As part of the Landscape Architecture Foundation’s Case Study Investigation (CSI) program, JRS partnered with researchers from the University of Toronto’s Daniels Faculty to evaluate the performance of HTO Park – a post-industrial waterfront landscape designed to transform contaminated land into a vibrant, ecologically active public space. This research quantified a range of environmental and social benefits, including brownfield remediation, stormwater infiltration, habitat creation, and climate-responsive design. The resulting case study has contributed to an important body of work quantifying the performance benefits of landscapes throughout North America (in this case, related to best practices shaping urban waterfronts).

Project Statistics

  • Park Size – 6 acres
  • Boardwalk Length – 190m
  • Boardwalk Cantilever – 10m
  • Fish Habitat Area – 1780m²
  • Increase in Fish Population – 3x
  • Soil Capped On-Site – 534,000 tons
  • Soil Volume for mounding – 5,250 yd³
  • Estimated Cost to Dig & Recycle Off-Site – $24M
  • Capping Cost – $1.5M
  • LAF Landscape Performance Case Study Investigation: HTO Park

As part of Janet Rosenberg & Studio’s commitment to advancing sustainable landscape architecture through applied research, the firm participated in the Landscape Architecture Foundation (LAF)’s Case Study Investigation (CSI) program in 2015-2016. CSI is a unique research collaboration that pairs academic researchers with leading design firms to quantify the environmental, social, and economic benefits of high-performing landscape projects. The findings from these studies contribute to LAF’s broader Landscape Performance Series, a robust resource designed to evaluate and demonstrate the impact of landscape solutions.

JRS was selected to partner with a research team from the Daniels Faculty of Architecture, Landscape, and Design at the University of Toronto, led by Jane Wolff and Elise Shelley, with research assistant Elise Hunchuck. Our firm served as the liaison and data source for a case study on HTO Park, one of Toronto’s most iconic waterfront public spaces. While the design of HTO is detailed on our HTO project page, this initiative focused specifically on the sustainable performance of the park’s design interventions.

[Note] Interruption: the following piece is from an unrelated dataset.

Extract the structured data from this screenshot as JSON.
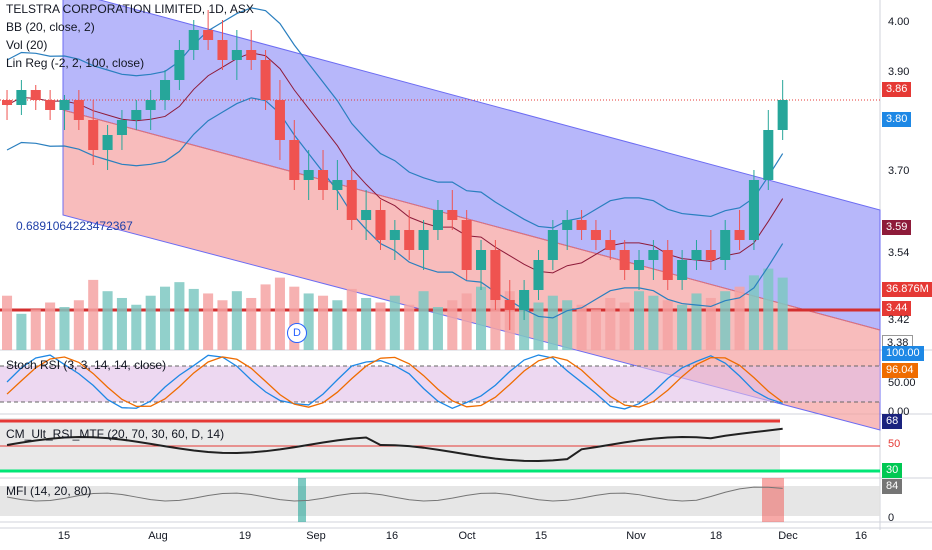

The research, documented in full via the Landscape Performance Series, highlights several key environmental and economic benefits:

  • Brownfield Remediation: The project capped contaminated soils in place, using over 5,000 cubic yards of clean soil to safely transform the site without costly dig-and-dump remediation. This approach saved an estimated $22-23 million and eliminated the need for 38,000+ truck trips to remove hazardous materials.
  • Stormwater Management: A system of dispersing infiltration pits and integrated irrigation holds and cleans stormwater on site, preventing untreated runoff from reaching Lake Ontario.
  • Fish Habitat Creation: A 624-ft cantilevered boardwalk created over 19,000 square feet of new fish habitat using a layered mix of recycled and natural materials. This intervention supported a near doubling of fish species and tripling of the overall fish population.
  • Urban Biodiversity: More than 100 trees and extensive native and adaptive plantings contribute to habitat creation, urban cooling, and improved air quality.
  • Social Accessibility: The park introduced a new kind of public edge to the lake, balancing proximity with safety and expanding recreational access to the downtown waterfront for all visitors.

Through this collaboration, JRS contributed to the growing body of evidence that landscape architecture not only shapes experience but delivers measurable ecological and infrastructural value. The CSI process also helped the firm refine internal methods of evaluating performance and communicating the benefits of design to clients, stakeholders, and the public.